Solved – When to choose PCA vs. LSA/LSI

latent-semantic-analysismachine learningpca

Question:

Are there any general guidelines with respect to the input data characteristics, that can be used to decide between applying PCA versus LSA/LSI?

Brief summary of PCA vs. LSA/LSI:

Principle Component Analysis (PCA) and Latent Semantic Analysis (LSA) or Latent Semantic Indexing (LSI) are similar in the sense that all of them rely fundamentally on the application of the Singular Value Decomposition (SVD) to a matrix.

LSA and LSI are, as far as I can tell, the same thing. LSA differs from PCA not fundamentally, but in terms of the way the matrix entries are pre-processed prior to applying the SVD.

In LSA the preprocessing step typically involves normalizing a count matrix where columns correspond to 'documents' and rows corresponds to some kind of word. Entries can be thought of as some kind of (normalized) word-occurrence-for-document count.

In PCA the preprocessing step involves computing the covariance matrix from the original matrix. The original matrix is conceptually more 'general' in nature than in the case of LSA. Where PCA is concerned the columns are usually said to refer to generic sample vectors and the rows are said to refer to individual variables that are being measured. The covariance matrix is by definition square and symetric and in fact it is not necessary to apply the SVD, because the covariance matrix can be decomposed via diagonalization. Notably, the PCA matrix will almost certainly be denser than the LSA/LSI variant – zero entries will only occur where the covariance between to variables is zero, that is where the variables are independent.

Finally one more descriptive point that is made fairly frequently to distinguish the two is that

LSA seeks for the best linear subspace in Frobenius norm, while PCA aims for the best affine linear subspace.

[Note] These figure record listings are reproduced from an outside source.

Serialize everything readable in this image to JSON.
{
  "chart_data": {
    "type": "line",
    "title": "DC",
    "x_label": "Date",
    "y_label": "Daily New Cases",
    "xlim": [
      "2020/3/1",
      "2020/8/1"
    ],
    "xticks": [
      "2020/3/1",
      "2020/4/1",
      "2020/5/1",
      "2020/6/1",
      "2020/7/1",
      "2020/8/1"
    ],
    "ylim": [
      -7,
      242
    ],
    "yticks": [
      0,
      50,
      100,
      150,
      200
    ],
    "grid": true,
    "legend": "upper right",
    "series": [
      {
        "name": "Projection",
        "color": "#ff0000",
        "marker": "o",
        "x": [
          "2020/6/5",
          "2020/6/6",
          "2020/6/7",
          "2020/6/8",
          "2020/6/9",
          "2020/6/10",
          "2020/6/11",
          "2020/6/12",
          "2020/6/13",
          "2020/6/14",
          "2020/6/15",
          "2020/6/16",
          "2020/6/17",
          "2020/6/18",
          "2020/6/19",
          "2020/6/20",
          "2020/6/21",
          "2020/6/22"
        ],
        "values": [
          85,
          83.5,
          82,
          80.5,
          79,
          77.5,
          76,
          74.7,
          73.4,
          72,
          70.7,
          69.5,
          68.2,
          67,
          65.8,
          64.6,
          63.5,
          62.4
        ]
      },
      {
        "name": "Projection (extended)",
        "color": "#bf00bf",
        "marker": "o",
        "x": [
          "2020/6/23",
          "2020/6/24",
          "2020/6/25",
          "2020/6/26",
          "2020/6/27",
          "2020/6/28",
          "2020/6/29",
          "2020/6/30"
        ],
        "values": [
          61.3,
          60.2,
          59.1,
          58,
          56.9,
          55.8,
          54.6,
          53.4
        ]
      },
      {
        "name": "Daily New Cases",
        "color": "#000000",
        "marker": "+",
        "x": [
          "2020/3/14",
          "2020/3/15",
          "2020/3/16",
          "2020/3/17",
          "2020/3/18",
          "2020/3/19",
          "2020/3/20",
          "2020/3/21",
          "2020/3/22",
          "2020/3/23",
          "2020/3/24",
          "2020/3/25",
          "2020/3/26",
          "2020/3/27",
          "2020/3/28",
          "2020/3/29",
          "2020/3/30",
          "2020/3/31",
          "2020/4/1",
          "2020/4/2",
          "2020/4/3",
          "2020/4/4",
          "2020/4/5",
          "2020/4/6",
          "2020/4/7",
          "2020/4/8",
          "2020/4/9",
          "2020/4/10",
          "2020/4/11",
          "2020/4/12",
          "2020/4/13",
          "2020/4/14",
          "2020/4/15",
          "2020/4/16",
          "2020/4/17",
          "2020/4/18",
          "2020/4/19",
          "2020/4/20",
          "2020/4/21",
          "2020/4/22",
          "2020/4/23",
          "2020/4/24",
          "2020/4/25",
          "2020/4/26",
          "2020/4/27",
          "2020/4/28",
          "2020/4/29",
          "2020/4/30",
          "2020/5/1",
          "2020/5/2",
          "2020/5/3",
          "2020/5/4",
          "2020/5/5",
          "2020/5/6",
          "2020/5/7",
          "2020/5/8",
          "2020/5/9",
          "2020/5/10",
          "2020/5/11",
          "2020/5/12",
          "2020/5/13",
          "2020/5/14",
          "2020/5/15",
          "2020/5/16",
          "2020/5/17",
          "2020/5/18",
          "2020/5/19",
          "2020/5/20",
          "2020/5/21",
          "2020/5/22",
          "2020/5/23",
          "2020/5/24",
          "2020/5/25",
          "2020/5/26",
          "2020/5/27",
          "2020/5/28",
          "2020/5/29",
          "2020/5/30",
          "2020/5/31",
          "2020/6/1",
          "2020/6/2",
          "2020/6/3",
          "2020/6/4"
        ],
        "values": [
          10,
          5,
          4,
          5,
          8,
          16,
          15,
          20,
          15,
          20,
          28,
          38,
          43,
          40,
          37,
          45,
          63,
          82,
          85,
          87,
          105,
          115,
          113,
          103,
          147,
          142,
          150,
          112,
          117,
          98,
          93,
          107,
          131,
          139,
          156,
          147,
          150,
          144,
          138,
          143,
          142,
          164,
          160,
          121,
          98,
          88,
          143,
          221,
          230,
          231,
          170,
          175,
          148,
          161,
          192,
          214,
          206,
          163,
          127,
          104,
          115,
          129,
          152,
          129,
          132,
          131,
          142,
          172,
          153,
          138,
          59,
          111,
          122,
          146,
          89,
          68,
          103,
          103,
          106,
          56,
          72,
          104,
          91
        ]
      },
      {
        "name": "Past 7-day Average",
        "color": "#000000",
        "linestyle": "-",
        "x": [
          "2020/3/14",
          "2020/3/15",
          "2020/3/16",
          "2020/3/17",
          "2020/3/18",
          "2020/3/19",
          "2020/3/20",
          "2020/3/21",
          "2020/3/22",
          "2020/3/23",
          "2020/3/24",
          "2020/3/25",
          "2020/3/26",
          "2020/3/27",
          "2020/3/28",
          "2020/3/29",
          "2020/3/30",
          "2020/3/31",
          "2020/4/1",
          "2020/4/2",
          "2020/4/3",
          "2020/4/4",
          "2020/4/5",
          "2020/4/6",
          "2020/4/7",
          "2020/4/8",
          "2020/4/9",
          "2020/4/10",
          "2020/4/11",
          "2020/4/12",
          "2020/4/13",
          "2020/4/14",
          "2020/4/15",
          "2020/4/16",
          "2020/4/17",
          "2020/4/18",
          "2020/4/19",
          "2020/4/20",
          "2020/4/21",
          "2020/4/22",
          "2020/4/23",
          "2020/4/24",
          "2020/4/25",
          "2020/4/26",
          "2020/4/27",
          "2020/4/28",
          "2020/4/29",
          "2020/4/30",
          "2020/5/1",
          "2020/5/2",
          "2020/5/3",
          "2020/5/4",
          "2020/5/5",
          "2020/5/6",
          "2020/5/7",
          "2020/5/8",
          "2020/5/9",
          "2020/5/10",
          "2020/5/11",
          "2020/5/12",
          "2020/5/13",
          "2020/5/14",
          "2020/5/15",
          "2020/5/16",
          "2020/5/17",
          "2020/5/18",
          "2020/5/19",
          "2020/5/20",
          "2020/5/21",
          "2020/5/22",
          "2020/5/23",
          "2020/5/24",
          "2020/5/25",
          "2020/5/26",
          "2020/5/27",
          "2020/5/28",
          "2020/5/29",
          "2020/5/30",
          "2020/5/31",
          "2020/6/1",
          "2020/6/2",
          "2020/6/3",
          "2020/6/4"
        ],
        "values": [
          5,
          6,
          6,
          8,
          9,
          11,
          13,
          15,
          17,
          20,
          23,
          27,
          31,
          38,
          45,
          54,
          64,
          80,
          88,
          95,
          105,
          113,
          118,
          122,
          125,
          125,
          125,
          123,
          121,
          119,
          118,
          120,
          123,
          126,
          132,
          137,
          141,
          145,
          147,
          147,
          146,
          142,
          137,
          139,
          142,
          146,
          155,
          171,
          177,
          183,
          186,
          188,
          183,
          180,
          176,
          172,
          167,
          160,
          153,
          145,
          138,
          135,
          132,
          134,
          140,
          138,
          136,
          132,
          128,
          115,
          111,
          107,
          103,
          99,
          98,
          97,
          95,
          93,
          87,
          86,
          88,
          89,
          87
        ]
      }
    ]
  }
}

In any case, the differences and similarities of these techniques have been hotly debated in various forums throughout the internets, and clearly there are some salient differences, and clearly these two techniques will produce different results.

Thus I repeat my question: Are there any general guidelines with respect to the input data characteristics, that can be used to decide between applying PCA versus LSA/LSI? If I have something resembling a term-document matrix will LSA/LSI always be the best choice? Might expect to get better results in some cases by preparing the term/doc matrix for LSA/LSI and then applying PCA to the result, instead of applying the SVD directly?

Best Answer

One difference I noted was that PCA can only give you either the term-term or Document-Document similarity (depending on how you multiplied the coreference matrix $AA^*$ or $A^*A$) but SVD/LSA can deliver both since you have eigenvectors of both $AA^*$ and $A^*A$. Actually I don't see a reason to use PCA ever over SVD.